The terms of the proposed settlement make clear that all other Medicare coverage requirements remain in effect, such as the need for skilled care and 3 days of hospitalization prior to SNF coverage.

CMS is also required to engage in an extensive educational campaign to ensure that the standards are being appropriately applied by its contractors.

The proposed settlement has been filed with the federal district court in Vermont. It could take several months to finalize and obtain the court’s approval.

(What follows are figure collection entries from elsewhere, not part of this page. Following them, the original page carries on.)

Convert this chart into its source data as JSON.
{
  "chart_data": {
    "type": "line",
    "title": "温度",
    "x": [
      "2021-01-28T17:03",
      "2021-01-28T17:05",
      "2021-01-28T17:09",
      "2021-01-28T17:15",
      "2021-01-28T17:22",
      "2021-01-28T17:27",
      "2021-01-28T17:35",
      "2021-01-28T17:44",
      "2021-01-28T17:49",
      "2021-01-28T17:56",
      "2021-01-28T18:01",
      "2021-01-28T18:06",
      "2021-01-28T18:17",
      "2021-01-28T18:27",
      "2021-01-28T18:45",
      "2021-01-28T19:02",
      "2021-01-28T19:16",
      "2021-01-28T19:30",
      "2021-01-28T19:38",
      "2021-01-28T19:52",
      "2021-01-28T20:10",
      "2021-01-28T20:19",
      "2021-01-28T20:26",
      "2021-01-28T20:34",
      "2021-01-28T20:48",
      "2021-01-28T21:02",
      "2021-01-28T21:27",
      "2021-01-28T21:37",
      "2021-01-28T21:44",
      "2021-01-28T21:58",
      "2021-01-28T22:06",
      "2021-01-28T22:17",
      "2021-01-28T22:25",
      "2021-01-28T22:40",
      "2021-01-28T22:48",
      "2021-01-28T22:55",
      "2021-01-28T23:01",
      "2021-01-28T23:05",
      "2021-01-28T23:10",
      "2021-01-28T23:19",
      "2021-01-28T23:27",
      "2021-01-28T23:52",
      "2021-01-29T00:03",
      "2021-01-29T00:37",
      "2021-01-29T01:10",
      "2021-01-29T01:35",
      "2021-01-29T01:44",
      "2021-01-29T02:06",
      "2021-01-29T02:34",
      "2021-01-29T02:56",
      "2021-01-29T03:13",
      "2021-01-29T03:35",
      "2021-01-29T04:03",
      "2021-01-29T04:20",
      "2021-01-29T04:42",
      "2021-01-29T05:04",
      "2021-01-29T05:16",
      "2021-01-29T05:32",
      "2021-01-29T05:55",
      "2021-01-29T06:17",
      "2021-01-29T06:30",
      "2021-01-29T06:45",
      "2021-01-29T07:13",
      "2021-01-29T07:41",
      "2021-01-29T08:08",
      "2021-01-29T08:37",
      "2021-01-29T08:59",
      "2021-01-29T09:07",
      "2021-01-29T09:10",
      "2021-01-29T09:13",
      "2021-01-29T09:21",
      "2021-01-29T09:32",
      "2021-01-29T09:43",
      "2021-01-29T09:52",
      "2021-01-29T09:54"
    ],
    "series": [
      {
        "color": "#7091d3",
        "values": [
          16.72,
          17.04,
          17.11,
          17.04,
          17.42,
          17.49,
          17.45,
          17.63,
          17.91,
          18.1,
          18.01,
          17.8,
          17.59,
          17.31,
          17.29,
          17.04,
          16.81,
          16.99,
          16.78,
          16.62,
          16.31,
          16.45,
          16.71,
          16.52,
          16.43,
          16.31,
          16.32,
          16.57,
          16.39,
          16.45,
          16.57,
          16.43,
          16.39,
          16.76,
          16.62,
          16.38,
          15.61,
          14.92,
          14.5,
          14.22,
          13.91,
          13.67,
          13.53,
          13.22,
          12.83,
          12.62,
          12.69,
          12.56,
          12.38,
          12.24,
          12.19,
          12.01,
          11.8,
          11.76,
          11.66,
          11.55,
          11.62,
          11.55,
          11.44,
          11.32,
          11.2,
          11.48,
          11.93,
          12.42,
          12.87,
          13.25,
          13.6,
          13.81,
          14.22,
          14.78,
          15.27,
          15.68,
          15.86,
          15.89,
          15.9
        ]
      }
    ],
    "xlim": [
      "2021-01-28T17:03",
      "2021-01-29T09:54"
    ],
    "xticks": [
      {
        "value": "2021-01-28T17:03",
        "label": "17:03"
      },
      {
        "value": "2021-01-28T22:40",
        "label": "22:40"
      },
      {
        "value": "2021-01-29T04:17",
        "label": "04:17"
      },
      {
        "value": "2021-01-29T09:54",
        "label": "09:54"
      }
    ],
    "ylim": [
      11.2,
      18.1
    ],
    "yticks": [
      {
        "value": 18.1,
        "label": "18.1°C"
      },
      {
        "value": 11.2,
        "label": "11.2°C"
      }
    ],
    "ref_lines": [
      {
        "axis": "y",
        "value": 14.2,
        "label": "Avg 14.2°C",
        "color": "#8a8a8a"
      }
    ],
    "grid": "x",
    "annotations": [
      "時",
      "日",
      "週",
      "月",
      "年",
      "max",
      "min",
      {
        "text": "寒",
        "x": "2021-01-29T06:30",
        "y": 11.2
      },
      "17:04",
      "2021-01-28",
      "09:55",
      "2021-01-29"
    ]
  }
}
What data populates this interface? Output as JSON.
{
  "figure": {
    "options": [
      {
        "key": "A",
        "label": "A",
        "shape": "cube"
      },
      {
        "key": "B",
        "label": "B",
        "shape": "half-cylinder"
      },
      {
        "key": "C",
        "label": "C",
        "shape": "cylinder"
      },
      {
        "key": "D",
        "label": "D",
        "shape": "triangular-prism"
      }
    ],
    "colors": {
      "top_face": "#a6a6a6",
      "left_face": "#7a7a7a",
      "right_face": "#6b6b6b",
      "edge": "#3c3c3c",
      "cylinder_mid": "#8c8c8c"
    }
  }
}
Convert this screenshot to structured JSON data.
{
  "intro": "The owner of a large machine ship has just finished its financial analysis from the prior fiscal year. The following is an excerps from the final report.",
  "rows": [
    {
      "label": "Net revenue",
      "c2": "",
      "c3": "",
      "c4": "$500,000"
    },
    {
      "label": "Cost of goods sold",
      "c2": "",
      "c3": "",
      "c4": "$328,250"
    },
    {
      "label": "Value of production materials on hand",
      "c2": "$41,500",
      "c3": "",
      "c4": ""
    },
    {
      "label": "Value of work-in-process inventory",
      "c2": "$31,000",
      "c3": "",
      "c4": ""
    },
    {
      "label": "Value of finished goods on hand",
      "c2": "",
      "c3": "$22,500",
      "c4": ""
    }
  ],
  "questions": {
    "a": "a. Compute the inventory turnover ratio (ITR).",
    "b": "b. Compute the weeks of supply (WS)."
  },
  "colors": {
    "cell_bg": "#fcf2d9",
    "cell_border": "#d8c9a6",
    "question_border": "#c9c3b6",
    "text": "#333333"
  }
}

The members of the class of beneficiaries in the lawsuit are those who received denials of coverage that became final and non-appealable on or after January 18, 2011. Specifically excluded as members of the class are Medicare providers and suppliers and Medicaid state agencies. Nevertheless, CMS’s agreement to revise the MBPM means that all providers and suppliers of these services will benefit in the future. In addition, providers and suppliers should be sure that appeals are filed for any denials that they now receive on the basis of the beneficiary’s failure to improve, so that the appeals are alive when the manual provisions are revised.